Tomorrow I go to the neurosurg about my stimulator.
As I wrote a few weeks back I had to turn down the strength level of my brain implant because of a 'tic', one I always assumed was from my anaesthesia dolorosa (phantom pain).
It started where it usually did, at the tip of my left nostril but then it grew and grew, turning into tingling and spider webby, going up to my scalp and down to my chin, and harsh, very, very harsh.
I have it on now at the lowest level of stimulation possible. I have changed the amount of time it comes on so it now is on half a minute every 2 hours, or 6 minutes per day. Since I changed it to this almost completely off level, I have had two small, very small, 'tics" - starting at the tip of my nostril then spreading quickly out - up towards my eye and down into my chin area. Could I really still be feeling something? It is still on so I guess the answer is "yes."
The upside is that having it almost off has proven it was helping.
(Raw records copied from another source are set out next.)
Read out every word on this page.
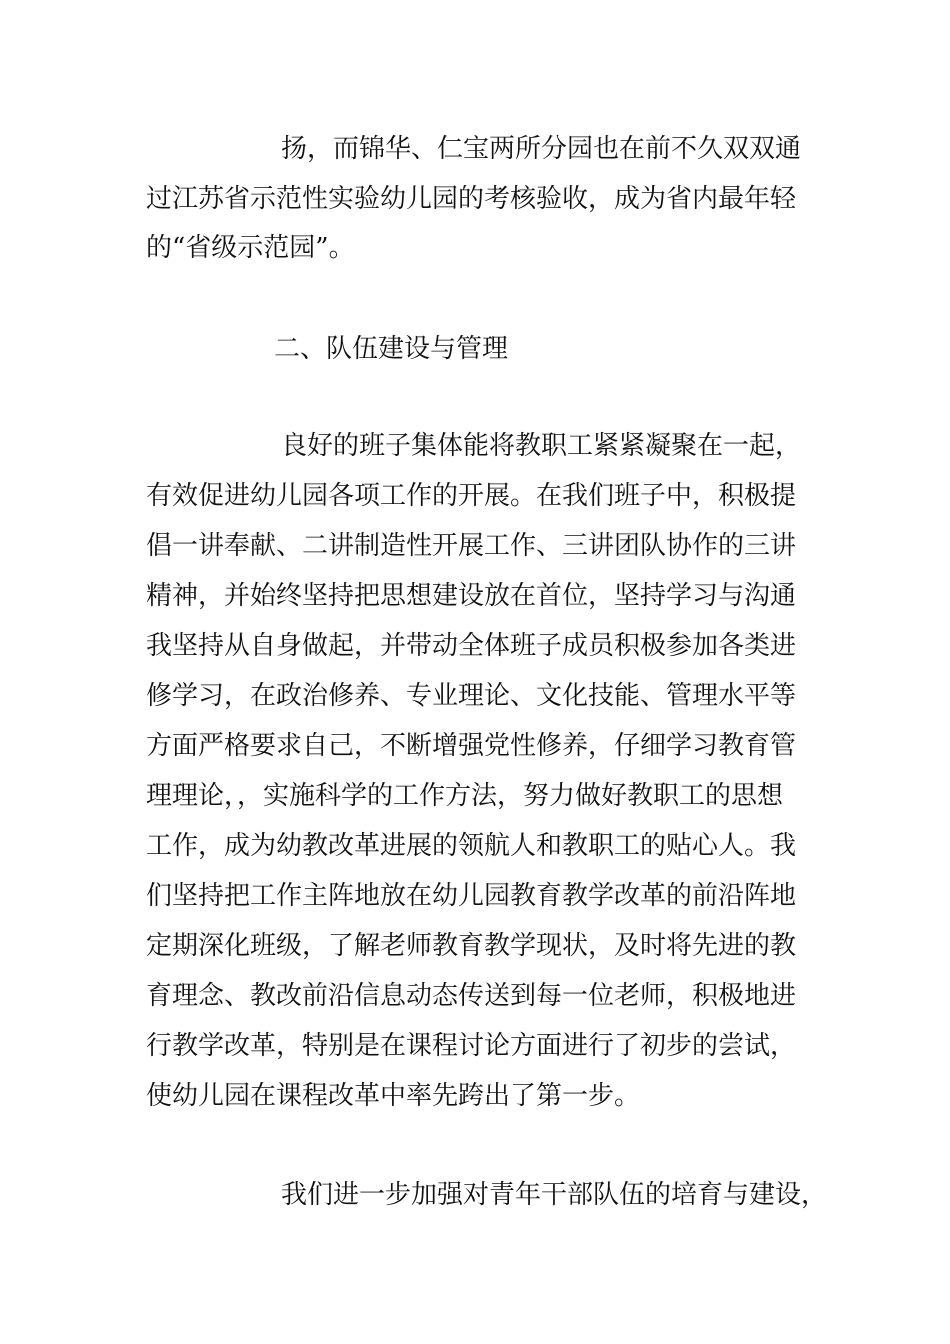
扬，而锦华、仁宝两所分园也在前不久双双通
过江苏省示范性实验幼儿园的考核验收，成为省内最年轻
的“省级示范园”。
二、队伍建设与管理
良好的班子集体能将教职工紧紧凝聚在一起，
有效促进幼儿园各项工作的开展。在我们班子中，积极提
倡一讲奉献、二讲制造性开展工作、三讲团队协作的三讲
精神，并始终坚持把思想建设放在首位，坚持学习与沟通
我坚持从自身做起，并带动全体班子成员积极参加各类进
修学习，在政治修养、专业理论、文化技能、管理水平等
方面严格要求自己，不断增强党性修养，仔细学习教育管
理理论，，实施科学的工作方法，努力做好教职工的思想
工作，成为幼教改革进展的领航人和教职工的贴心人。我
们坚持把工作主阵地放在幼儿园教育教学改革的前沿阵地
定期深化班级，了解老师教育教学现状，及时将先进的教
育理念、教改前沿信息动态传送到每一位老师，积极地进
行教学改革，特别是在课程讨论方面进行了初步的尝试，
使幼儿园在课程改革中率先跨出了第一步。
我们进一步加强对青年干部队伍的培育与建设，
That is the good news/bad news.
Good because I know that it was, and is worth, keeping in and on.
Bad because to figure out what is wrong with it they have to turn it back up to a much higher level in order to have the computer 'read' it to find out what is wrong. That scares the heck out of me.
I am very afraid that the feeling that made me turn it down in the first place will come back with an even greater kick because it has been turned down so low for a relatively long period of time.
I have the other big worry. What the heck is wrong?
Is it merely the battery that was replaced a few months back? That would be good because fixing it is relatively easy. Is it the wires or the computer chips? My stomach clutches and my mouth goes dry thinking about that.
If it is the stimulator it would mean taking it out - pulling off the computer chip that is now encased in scar tissue and very intimate with the covering of my brain, pulling out the wires that have gotten very comfortably ensconced in their own scar tissue cocoon. (And, hopefully replacing it.) One doc has said he doubts the insurance would cover it if it needed to be replaced (since it is completely experimental).
My current neurosurgeon first said he would not be willing to fix it but then said, while he was replacing the battery, he would do it, if that was ever necessary.
I figure maybe you should trust a doctor at their first word.
The surgeon who put it in is in Colorado. I do not have the airfare nor a catsitter (if he would be willing to do it), And maybe he would not want to do it again anyway.
So, the appointment is tomorrow. I know something is not right. It is a long way from knowing that to seeing myself on a plane to Colorado; but it is very hard to keep my mind from taking the trip. I'll let you know what happens.